How to find the minimum launch velocity $u$ given the following information. A space probe is fired vertically upwards from the surface of a planet with a radius $R$. If the atmospheric drag is ignored, the outward velocity ($v \space m/s$) of the probe at height $h$ metres above the surface of the planet is modelled by the differential equation:$\frac{dv}{dh}=-\frac{gR^2}{v\left(R+h\right)^2} $, where $v = u$ when $h=0$ and $g$ is the gravitational acceleration on the planet.
First the question ask me to verify that $v^2=u^2-\frac{2gR}{1\:+\:\frac{R}{h}}$ which I did successfully. Then the question ask me to determine the minimum launch velocity $u$ for the probe to escape the planet's gravity.
I am not sure how to mathematically represent this information. Since it is asking for the "minimum" could it be using derivative $=0$? But this doesn't make sense. Then Could it be $u^2 >\frac{2gR}{1\:+\:\frac{R}{h}}$?
FYI the answer is: $u\:=\:\sqrt{2gR}$
 A: I believe the approach for this type of "escape velocity" problem is to take the height, $h$, to be $\infty$ and the velocity, $v$ to be zero at this height.
If you take the expression for $v^{2}=u^{2}-\frac{2gR}{1+\frac{R}{h}}$ and solve for $u^{2}$ under these conditions, you should obtain the result in question.  In particular:
$$
0=u^{2}-2gR \rightarrow u^{2}=2gR \rightarrow u=\sqrt{2gR}
$$
because as $h\rightarrow \infty, 1+\frac{R}{h} \rightarrow 1$
I hope this helps.
A: I will address the question about $ v=0 $ at $ h= \infty$ because I think the other part got answered already. Consider this analogy, suppose you have a car and you fuel it for a journey of thirty kilometres, then after you reach the point 30 kilometers, the engine will slowly come to a hault.
Similarly, in this case, we can think of the kinetic energy as the 'fuel' of our satellite. As it moves more and more outwards from space, the kinetic energy depletes but the good thing is that even if it depletes kinetic energy, as it gets further and further away the pull of earth reduces. So, image it's like a large 'vacuum cleaner' trying to suck the earth in, if the car uses the fuel and gets farther and farther away, it's not easy for the giant vacuum cleaner to suck the car in.

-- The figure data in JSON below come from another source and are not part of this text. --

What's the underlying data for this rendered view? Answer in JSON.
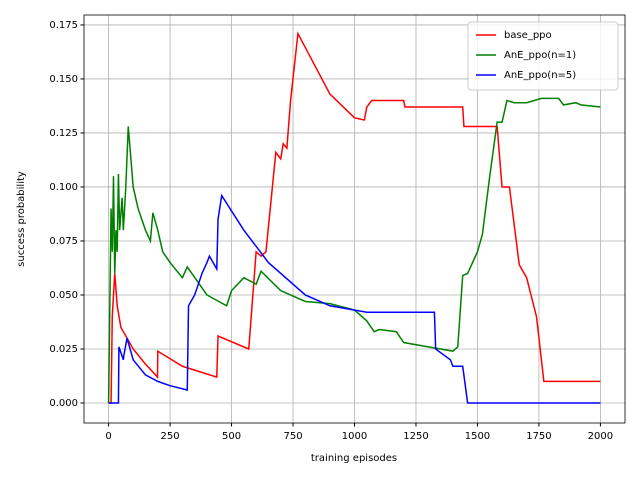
{
  "chart_data": {
    "type": "line",
    "xlabel": "training episodes",
    "ylabel": "success probability",
    "xlim": [
      -100,
      2100
    ],
    "ylim": [
      -0.00926,
      0.1796
    ],
    "xticks": [
      0,
      250,
      500,
      750,
      1000,
      1250,
      1500,
      1750,
      2000
    ],
    "yticks": [
      {
        "value": 0,
        "label": "0.000"
      },
      {
        "value": 0.025,
        "label": "0.025"
      },
      {
        "value": 0.05,
        "label": "0.050"
      },
      {
        "value": 0.075,
        "label": "0.075"
      },
      {
        "value": 0.1,
        "label": "0.100"
      },
      {
        "value": 0.125,
        "label": "0.125"
      },
      {
        "value": 0.15,
        "label": "0.150"
      },
      {
        "value": 0.175,
        "label": "0.175"
      }
    ],
    "grid": true,
    "legend": "upper right",
    "series": [
      {
        "name": "base_ppo",
        "color": "#ff0000",
        "x": [
          0,
          10,
          15,
          25,
          35,
          50,
          100,
          150,
          199,
          200,
          300,
          440,
          445,
          570,
          600,
          620,
          640,
          680,
          700,
          710,
          725,
          740,
          770,
          900,
          1000,
          1040,
          1050,
          1070,
          1200,
          1205,
          1440,
          1445,
          1580,
          1600,
          1630,
          1670,
          1700,
          1740,
          1770,
          2000
        ],
        "values": [
          0,
          0,
          0.04,
          0.06,
          0.045,
          0.035,
          0.025,
          0.018,
          0.012,
          0.024,
          0.017,
          0.012,
          0.031,
          0.025,
          0.07,
          0.068,
          0.07,
          0.116,
          0.113,
          0.12,
          0.118,
          0.14,
          0.171,
          0.143,
          0.132,
          0.131,
          0.137,
          0.14,
          0.14,
          0.137,
          0.137,
          0.128,
          0.128,
          0.1,
          0.1,
          0.064,
          0.058,
          0.04,
          0.01,
          0.01
        ]
      },
      {
        "name": "AnE_ppo(n=1)",
        "color": "#008000",
        "x": [
          0,
          10,
          15,
          20,
          25,
          30,
          35,
          40,
          45,
          55,
          60,
          70,
          80,
          100,
          120,
          150,
          170,
          180,
          200,
          220,
          250,
          300,
          320,
          400,
          480,
          500,
          550,
          600,
          620,
          700,
          800,
          900,
          1000,
          1050,
          1080,
          1100,
          1170,
          1200,
          1300,
          1400,
          1420,
          1440,
          1460,
          1500,
          1520,
          1550,
          1580,
          1600,
          1620,
          1650,
          1700,
          1760,
          1830,
          1850,
          1900,
          1920,
          2000
        ],
        "values": [
          0,
          0.09,
          0.07,
          0.105,
          0.06,
          0.08,
          0.07,
          0.106,
          0.08,
          0.095,
          0.08,
          0.1,
          0.128,
          0.1,
          0.09,
          0.08,
          0.075,
          0.088,
          0.08,
          0.07,
          0.065,
          0.058,
          0.063,
          0.05,
          0.045,
          0.052,
          0.058,
          0.055,
          0.061,
          0.052,
          0.047,
          0.046,
          0.043,
          0.038,
          0.033,
          0.034,
          0.033,
          0.028,
          0.026,
          0.024,
          0.026,
          0.059,
          0.06,
          0.07,
          0.078,
          0.105,
          0.13,
          0.13,
          0.14,
          0.139,
          0.139,
          0.141,
          0.141,
          0.138,
          0.139,
          0.138,
          0.137
        ]
      },
      {
        "name": "AnE_ppo(n=5)",
        "color": "#0000ff",
        "x": [
          0,
          40,
          42,
          60,
          62,
          75,
          100,
          150,
          200,
          250,
          320,
          325,
          350,
          380,
          400,
          410,
          440,
          445,
          460,
          550,
          650,
          800,
          900,
          1050,
          1325,
          1330,
          1390,
          1400,
          1440,
          1460,
          2000
        ],
        "values": [
          0,
          0,
          0.026,
          0.02,
          0.022,
          0.03,
          0.02,
          0.013,
          0.01,
          0.008,
          0.006,
          0.045,
          0.05,
          0.06,
          0.065,
          0.068,
          0.062,
          0.085,
          0.096,
          0.08,
          0.065,
          0.05,
          0.045,
          0.042,
          0.042,
          0.025,
          0.02,
          0.017,
          0.017,
          0,
          0
        ]
      }
    ]
  }
}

So, here, the object would lose some energy as it goes to infinity. To find this energy, consider the minimum case, say that all the fuel is depleted in it's journey to infinity. We have enough equations to find relation between kinetic and potential energy if all of it's energy is depleted in journey to infinity, subtracting this from the actual kinetic energy (fuel of the body) from the starting amount ( fuel initially) we will get the fuel remaining after it crosses infinity. But we usually don't care much about the second part!